Dahası, bunu ondan saklamak istemedim, bu yüzden dürüstçe her şeyi söyledim.
—— Köyün bütçesi yoktu, bu yüzden ek
para kazanmaya çalışıyordum.
Acınası.
Para eksikliği, ne kadar acınası, gerçekten.
Büyükbabamın bütçe için eksik parası yoktu. Ama eğer benim bir şeyim eksikse
bir şeyler ters gitti demekti.
Bunu
Sieg'e itiraf ettim.
“Öyle
miydi?”
“……”
Bunu
mırıldandıktan sonra, Sieg sırtımı okşadı.
Sonra
bana bir tavsiye verdi.
“Hermann
Artonen'den tavsiye istemeye ne dersin?”
“!”
Hermann
Artonen, burada kaleye yeni atanan kaptandı. Orduda mali işleri içeren ofis
işleri yapmış gibi görünüyordu, bu yüzden yardım istememi önerdi.
“Aslında.
Bunu denemeliyim.”
Sieg
ayıların yapımında da yardımcı oldu.
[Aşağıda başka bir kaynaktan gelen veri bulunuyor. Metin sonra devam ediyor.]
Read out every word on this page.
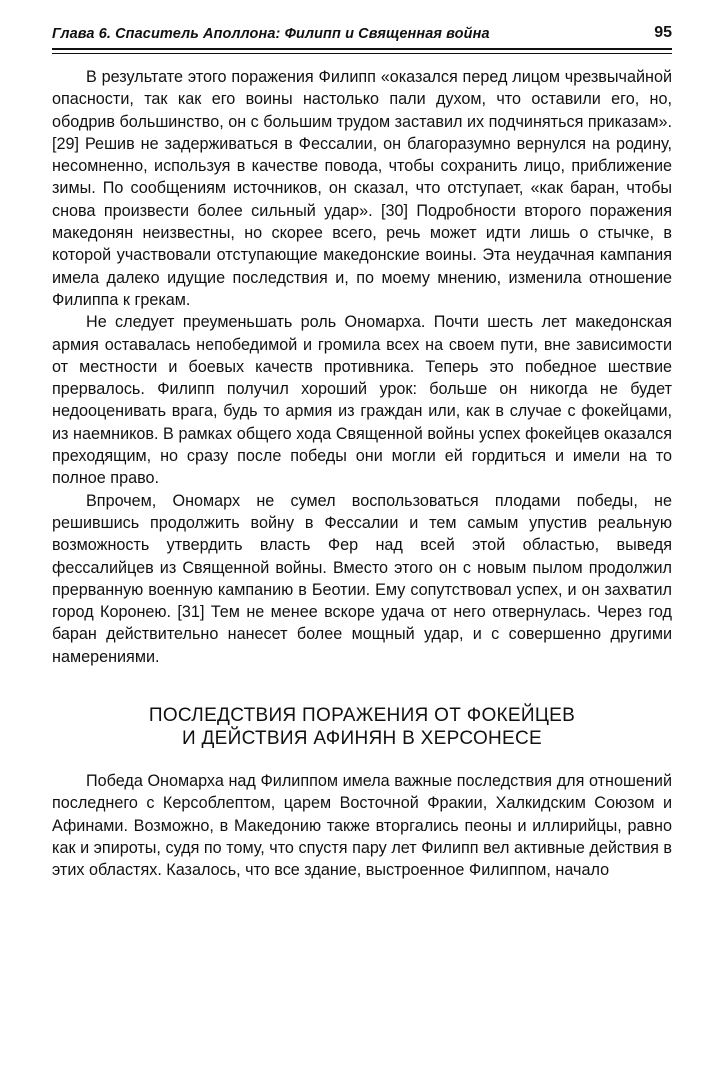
Глава 6. Спаситель Аполлона: Филипп и Священная война	95

В результате этого поражения Филипп «оказался перед лицом чрезвычайной опасности, так как его воины настолько пали духом, что оставили его, но, ободрив большинство, он с большим трудом заставил их подчиняться приказам». [29] Решив не задерживаться в Фессалии, он благоразумно вернулся на родину, несомненно, используя в качестве повода, чтобы сохранить лицо, приближение зимы. По сообщениям источников, он сказал, что отступает, «как баран, чтобы снова произвести более сильный удар». [30] Подробности второго поражения македонян неизвестны, но скорее всего, речь может идти лишь о стычке, в которой участвовали отступающие македонские воины. Эта неудачная кампания имела далеко идущие последствия и, по моему мнению, изменила отношение Филиппа к грекам.

Не следует преуменьшать роль Ономарха. Почти шесть лет македонская армия оставалась непобедимой и громила всех на своем пути, вне зависимости от местности и боевых качеств противника. Теперь это победное шествие прервалось. Филипп получил хороший урок: больше он никогда не будет недооценивать врага, будь то армия из граждан или, как в случае с фокейцами, из наемников. В рамках общего хода Священной войны успех фокейцев оказался преходящим, но сразу после победы они могли ей гордиться и имели на то полное право.

Впрочем, Ономарх не сумел воспользоваться плодами победы, не решившись продолжить войну в Фессалии и тем самым упустив реальную возможность утвердить власть Фер над всей этой областью, выведя фессалийцев из Священной войны. Вместо этого он с новым пылом продолжил прерванную военную кампанию в Беотии. Ему сопутствовал успех, и он захватил город Коронею. [31] Тем не менее вскоре удача от него отвернулась. Через год баран действительно нанесет более мощный удар, и с совершенно другими намерениями.

ПОСЛЕДСТВИЯ ПОРАЖЕНИЯ ОТ ФОКЕЙЦЕВ
И ДЕЙСТВИЯ АФИНЯН В ХЕРСОНЕСЕ

Победа Ономарха над Филиппом имела важные последствия для отношений последнего с Керсоблептом, царем Восточной Фракии, Халкидским Союзом и Афинами. Возможно, в Македонию также вторгались пеоны и иллирийцы, равно как и эпироты, судя по тому, что спустя пару лет Филипп вел активные действия в этих областях. Казалось, что все здание, выстроенное Филиппом, начало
Böylece bir şekilde son teslim tarihinden
önce yirmi beş tanesini tamamlayabildim.
Bunu
gören tüccar malları çok mutlu bir şekilde aldı.
“O
zaman…… şimdi meşgul olacakmış gibi görünüyorsun.”
“Kesinlikle.”
Bunu
bilmeden önce, orman sonbaharın renkli tonlarında boyanıyordu.
Ayıları yapmak için içeri kapanırken yaz gidiyordu.
“Eee,
eğer senin için uygunsa lütfen bunu al.”
“!”
Tüccara
verdiğim şey, ahşap ayının nasıl yapılacağı hakkında ayrıntılı bir talimattı.
“İyi
bir usta, sadece talimatlara bakarak bu ayıları yapabilir.”
“B-Bu çok önemli bir şey, gerçekten sorun değil mi?”
“Evet. Bir süre, daha fazlasını yapabileceğimi sanmıyorum.”
“Bu, mükemmel bir usta olarak kariyerini tehlikeye atmaz mı?”
“Hayır, sorun değil.”
Çünkü
ahşap ayıları yapmada bir usta değildim……
Bu
para kazanma yöntemini son kez deneyişimdi.
Hermann’ın mali açıdan müthiş kabiliyeti sayesinde köy bütçesinde para
kalmıştı.
Aklıma
dert olan şey çözüldü ve kendimi çok daha iyi hissettim.